I don't own Hetalia or it's characters.

This is not really a yaoi fanfic, it's more friendship. You can interpretate however you want, though.

Beta-readed by my friend, Bowser! Thank you so much, bow.

Japan/Kiku Honda's POV.


( 1 August 1894 - Begginng of the first Sino-Japanese war - The end of a friendship )

I never meant to hurt him.

I know that it would hurt him, but I didn't want that. I never did.

That night I went and came without saying a word to him. I couldn't say anything. I couldn't say "I am sorry" or "Please forgive me", because I would never forgive me.

He understood me wrong. He hates me, now. I can't help it- I did what I did, it's done and nothing, never, can repair it.

I wish I had not been a true japanese man that night.

#

I won the war, but it doesn't really feel that I've won anything.

Worst than that, I've lost a friend.

Maybe forever.

For what? For Korea's freedom? I don't like him. I don't hate him, either, but he is annoying. He isn't China. My boss said that it was good to set Korea free from China and I couldn't deny that order of invasion.

He says, too, that a true japanese man fights for his contry.

I thought that it was a true samurai.

True japanese men don't stab their friends from behind. They don't.

#

I had never seen him since then.

I've read that he was with a great scar on his back. I felt disturbed.

I wanted to apologize. I wanted to say that I did it because my boss said so- but I can't. I can't put the blame on my boss for what I did. I don't want to look worse - if it could be - on his eyes.

I miss him, even though I don't admit it.

I miss his strange way of talking, how he took care of me, when made me learn hiragana, his love for panda, the cheerful and smily way, the "-aru"s and "Aiyah!"s.

Why do I need to be a true japanese man?

#

He looks coldly at me now.

I was on my knees, completly defeated, and he looks down to me. He looks cold.

He used to be so kind...

... Like a older brother.

He turns back and don't say anything. I wished I could say something.

But the words die before I could think on them.

You're really strong, Chugoku... I said to my boss that it wasn't a good idea to pick up a fight with you.

But I'm a true japanese man and can't leave my country and boss behind.

A true and foolish japanese man.

( September 9, 1945 - End of the second Sino-Japanese war - The day I realized how foolish I could be )


A/N:

Man, when I read Hetalia for the first time I though "this isn't a fandom that I could write about... I don't really like much the yaoi couples of them too" but....

Holy shit, Japan. FUCK YOU.

It's really easy to write with Japan and when I saw one pic (on an AMV on youtube lol) of him kissing China's back, I just wanted to cry. China is my favorite character of the whole serie, and sometimes, when I remember what Japan did to him I almost hate him.
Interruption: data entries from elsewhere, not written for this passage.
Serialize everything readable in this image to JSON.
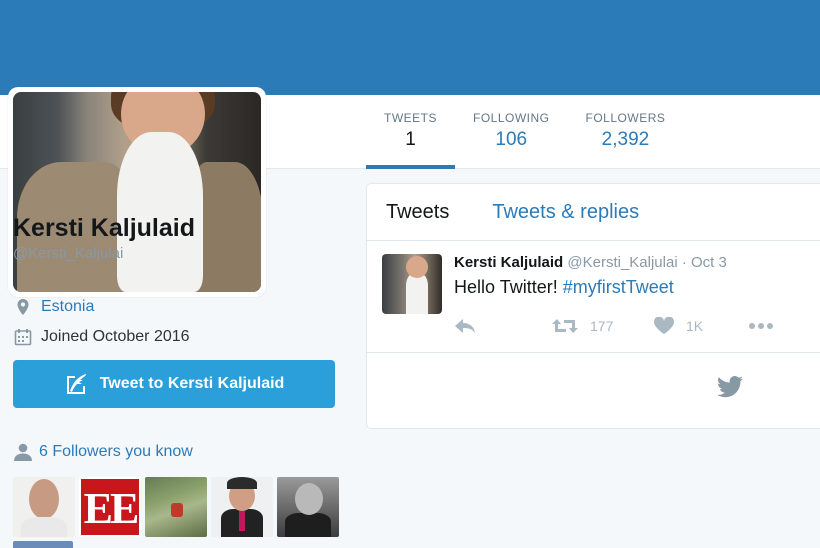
{
  "header": {
    "stats": [
      {
        "label": "TWEETS",
        "value": "1",
        "active": true
      },
      {
        "label": "FOLLOWING",
        "value": "106"
      },
      {
        "label": "FOLLOWERS",
        "value": "2,392"
      }
    ]
  },
  "profile": {
    "name": "Kersti Kaljulaid",
    "handle": "@Kersti_Kaljulai",
    "location": "Estonia",
    "joined": "Joined October 2016",
    "tweet_to_label": "Tweet to Kersti Kaljulaid",
    "followers_you_know": "6 Followers you know",
    "followers_you_know_logo_text": "EE"
  },
  "timeline": {
    "tabs": [
      {
        "label": "Tweets",
        "active": true
      },
      {
        "label": "Tweets & replies"
      }
    ],
    "tweet": {
      "name": "Kersti Kaljulaid",
      "handle": "@Kersti_Kaljulai",
      "date": "· Oct 3",
      "text_before": "Hello Twitter! ",
      "hashtag": "#myfirstTweet",
      "retweets": "177",
      "likes": "1K"
    }
  },
  "colors": {
    "banner": "#2b7bb9",
    "accent": "#2b7bb9",
    "button": "#2b9fd9",
    "muted": "#8899a6"
  },
  "icons": [
    "location-pin-icon",
    "calendar-icon",
    "quill-icon",
    "person-icon",
    "reply-icon",
    "retweet-icon",
    "heart-icon",
    "more-icon",
    "twitter-bird-icon"
  ]
}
But I control myself. But then I though that isn't really Japan's fault, but his boss that wanted to invade China. Isn't it right? If was another 'boss' around that age, could be different.

Anyway, I like to think that Japan didn't want to hurt China. And I think this could really be, because China took care so much of Japan and all...

So, I started it. And even finish it lol. I liked to write about, and it was really cool to read about the Sino-Japanese wars. I love history, write about it is really cool, too.

If you don't know, Chugoku is the japanese for China.